Calculate the coulombic energy difference between the Calcium-39 and Potassium-39 mirror pair. Also calculate the difference between the Nitrogen-13 and Carbon-13 pair. How do these compare to the energy obtained from mass balance principles?

Answer 1

In a nucleus having Z protons and mass number A, Z nucleons are protons, each of which carries a charge +e. Thus the total charge is Ze(positive). In mirror pairs,total no of nucleons A is equal ,however the no of proton and neutrons are just opposite .

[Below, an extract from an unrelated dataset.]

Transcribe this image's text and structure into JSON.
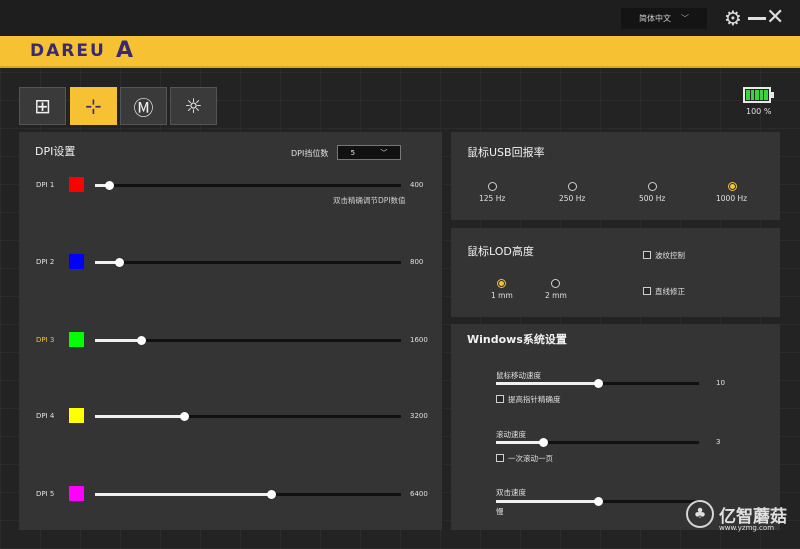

coulombic energy difference between the Calcium-39 and Potassium-39

For a pair of mirror nuclei of radius R, charges Ze and (Z-1)e,the coulomb energy

difference is given by,

∆E=(3/5 e^2/R)(2Z+1)

R=radius of nuclei

R=Ro A^1/3 where Ro=1.2*10^-15 m

R=1.2*10^-15 m * (39)^1/3=15.6*10^-15 m

Ca-39 Z=20, A=39

K-39 Z=19,A=39

1 amu = 1.66-10^-27 kg m                             

∆E=(1/4 eo)(3/5 e^2/R)(2Z+1)       where 1/4 eo=coulomb factor=8.99*10^9 Nm2/C2

    =( 8.99*10^9 Nm2/C2 )3/5 (1.6*10^-19 C)^2/(15.6*-10^-15 m) (2*20 +1)

    =(8.99*10^9 Nm2/C2) (4.03*10^-23 C^2 /m)

=    36.22 *10^-14 J

For Nitrogen-13 and Carbon-13 pair.       

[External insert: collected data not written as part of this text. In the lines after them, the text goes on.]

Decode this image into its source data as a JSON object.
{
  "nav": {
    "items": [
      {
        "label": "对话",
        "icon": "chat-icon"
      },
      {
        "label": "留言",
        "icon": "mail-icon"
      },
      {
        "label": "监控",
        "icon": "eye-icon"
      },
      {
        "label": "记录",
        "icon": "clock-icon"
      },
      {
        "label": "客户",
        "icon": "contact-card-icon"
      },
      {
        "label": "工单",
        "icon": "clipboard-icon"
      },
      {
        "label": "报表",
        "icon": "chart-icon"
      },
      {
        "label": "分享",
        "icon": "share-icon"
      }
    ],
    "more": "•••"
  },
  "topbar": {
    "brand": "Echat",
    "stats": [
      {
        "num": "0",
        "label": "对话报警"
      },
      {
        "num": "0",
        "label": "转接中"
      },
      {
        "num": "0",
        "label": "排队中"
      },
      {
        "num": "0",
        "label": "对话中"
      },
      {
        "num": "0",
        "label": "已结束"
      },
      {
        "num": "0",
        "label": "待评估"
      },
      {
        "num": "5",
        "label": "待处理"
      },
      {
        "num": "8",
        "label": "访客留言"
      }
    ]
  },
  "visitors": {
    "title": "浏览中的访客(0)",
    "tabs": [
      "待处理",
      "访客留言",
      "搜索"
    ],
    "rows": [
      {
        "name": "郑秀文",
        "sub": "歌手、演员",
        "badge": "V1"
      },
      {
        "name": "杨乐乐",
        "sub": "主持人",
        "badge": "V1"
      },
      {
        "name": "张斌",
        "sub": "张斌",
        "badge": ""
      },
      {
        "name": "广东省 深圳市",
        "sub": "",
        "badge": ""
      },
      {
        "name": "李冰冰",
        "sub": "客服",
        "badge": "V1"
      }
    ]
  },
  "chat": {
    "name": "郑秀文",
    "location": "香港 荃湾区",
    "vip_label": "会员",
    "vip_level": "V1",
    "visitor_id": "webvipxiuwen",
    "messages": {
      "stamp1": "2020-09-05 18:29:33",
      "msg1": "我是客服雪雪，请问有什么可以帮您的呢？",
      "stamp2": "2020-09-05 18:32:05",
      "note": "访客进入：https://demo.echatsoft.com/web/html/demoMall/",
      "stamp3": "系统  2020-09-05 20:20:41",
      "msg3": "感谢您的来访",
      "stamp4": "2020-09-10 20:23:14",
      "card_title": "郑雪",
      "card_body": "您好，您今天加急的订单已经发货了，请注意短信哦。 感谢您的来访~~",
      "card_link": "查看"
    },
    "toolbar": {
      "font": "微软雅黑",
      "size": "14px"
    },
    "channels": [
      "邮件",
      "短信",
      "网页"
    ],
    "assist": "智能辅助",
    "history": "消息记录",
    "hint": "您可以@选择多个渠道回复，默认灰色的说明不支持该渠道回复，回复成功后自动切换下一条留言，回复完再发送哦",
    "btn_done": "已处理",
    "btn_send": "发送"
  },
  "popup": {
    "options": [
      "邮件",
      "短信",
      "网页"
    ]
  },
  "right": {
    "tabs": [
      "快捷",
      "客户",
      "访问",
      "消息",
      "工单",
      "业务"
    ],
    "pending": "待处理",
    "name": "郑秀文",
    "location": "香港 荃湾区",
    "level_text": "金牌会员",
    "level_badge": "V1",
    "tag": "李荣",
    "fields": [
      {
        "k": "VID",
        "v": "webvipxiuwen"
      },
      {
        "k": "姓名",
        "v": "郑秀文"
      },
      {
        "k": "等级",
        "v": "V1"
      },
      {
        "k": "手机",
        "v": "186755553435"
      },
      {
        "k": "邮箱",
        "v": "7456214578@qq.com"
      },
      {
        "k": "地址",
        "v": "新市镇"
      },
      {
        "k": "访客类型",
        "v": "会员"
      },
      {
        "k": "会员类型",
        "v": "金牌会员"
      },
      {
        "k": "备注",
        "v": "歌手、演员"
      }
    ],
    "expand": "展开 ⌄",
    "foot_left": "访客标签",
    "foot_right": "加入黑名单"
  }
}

∆E=(1/4 eo)(3/5 e^2/R ) *(2Z+1)

Z=7(N-13)

A=13

R=1.2*10^-15 m * (13)^1/3=5.2*10^-15 m

∆E=(1/4 eo) * 3/5 (1.6*10^-19 C)^2/(5.2*10^-15 m )(2*7+1)=( 8.99*10^9 Nm2/C2 )*(4.43*10^-23 C^2 m)=39.83*10^-14 J

2) When protons and neutrons form the nucleus, there is some mass defect in the actual mass of the nucleus.This loss of mass is released in the form of energy during the formation of nuclei, as per Einstein’s mass energy relation E=mc2.it is the binding energy of the nucleons of the nucleus.

If we consider the principle of symmetry according to which the nuclear force between a pair of protons and a pair of neutrons is same, then the mirror nuclei, (with different numbers of protons and neutrons ) should have the same binding forces.But the difference exists as the mirror nuclei with more protons has high charge density and so high coulomb self energy.